Vinyl lifted her forehooves and made a complex series of motions in the air.

“See?” Stoney said. “Hey, Pack, what’d she say?”

Pack snorted. “If I had to guess, she just told you to go jump in a lake.”

Vinyl grinned. Buck laughed.

“Yeah, yeah,” Stoney said, settling back against the wagon’s wall and folding his forelegs. “Laugh it up.”

All at once, his ears perked up. “Hey, you guys hear that?”

Vinyl had. She hopped to her hooves.

Pack, we’ve got company.

“Whoa,” Buck said. “What the heck was that? It was like there was a voice in my head—”

That’s me, Vinyl said, waving. Hi. Telepath. Nice to meet you. Pack, there’s a pegasus coming in from the left. I can hear their wings.

“I hear ‘em too,” Pack said, getting to his own hooves. “Get ready.”

He made his way over to the back of the wagon and pushed aside the flap, illuminating the wagon with moonlight. He stuck his head out.

“M-maybe it’s just a mailpony,” Buck whispered.

“At three in the morning?”

“…Overnight delivery?”

Quiet down, Vinyl said. Pack, what do you see?

“Nothing yet,” he whispered. “Where’d they—”

Thump.

At once, all their eyes turned upwards, to the top of the wagon. The sound had come from above.

Something had landed on the roof of the wagon.

“Hey! You on the roof!” Pack shouted, out into the night. “This is a guarded caravan! If you don’t leave immediately, you will be removed by force! This is your one and only warning!”

“Ooh, a warning!” came a voice from up above. “That’s new. The last caravan just started shooting.”

Barge’s horn lit. A crossbow levitated up beside him. He pointed it upwards, towards the source of the voice.

“Well, I’m feeling charitable tonight,” Pack shouted back. “You have five seconds.”

“Funny,” the voice said. “I’m not.”

With a great crash, the roof broke into pieces.
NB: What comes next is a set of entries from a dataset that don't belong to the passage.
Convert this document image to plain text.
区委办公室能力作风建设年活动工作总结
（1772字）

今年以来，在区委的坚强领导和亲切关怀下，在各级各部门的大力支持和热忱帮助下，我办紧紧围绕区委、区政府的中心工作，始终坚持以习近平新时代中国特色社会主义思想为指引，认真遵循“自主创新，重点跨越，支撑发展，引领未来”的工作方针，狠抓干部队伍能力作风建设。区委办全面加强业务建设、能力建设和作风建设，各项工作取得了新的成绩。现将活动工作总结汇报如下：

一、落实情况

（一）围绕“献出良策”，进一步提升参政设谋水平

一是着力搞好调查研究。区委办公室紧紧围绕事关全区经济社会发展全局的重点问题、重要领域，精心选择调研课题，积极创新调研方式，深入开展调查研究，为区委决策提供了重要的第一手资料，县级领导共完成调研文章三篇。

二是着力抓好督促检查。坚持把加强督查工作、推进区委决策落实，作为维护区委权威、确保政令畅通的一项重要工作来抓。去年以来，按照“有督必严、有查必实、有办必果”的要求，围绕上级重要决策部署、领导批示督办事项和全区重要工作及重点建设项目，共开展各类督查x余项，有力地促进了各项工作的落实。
Vinyl raised her foreleg over her eyes to protect them from the shower of splinters that rained down around her. She heard a crossbow fire.

When she uncovered her eyes, there was a mare standing in the middle of the wagon. Her orange eyes shone like fire in the moonlight that streamed through the hole in the roof. A crossbow bolt stuck out of one of her wings.

“You know,” the mare said, “it’s not nice to talk about people behind their backs.”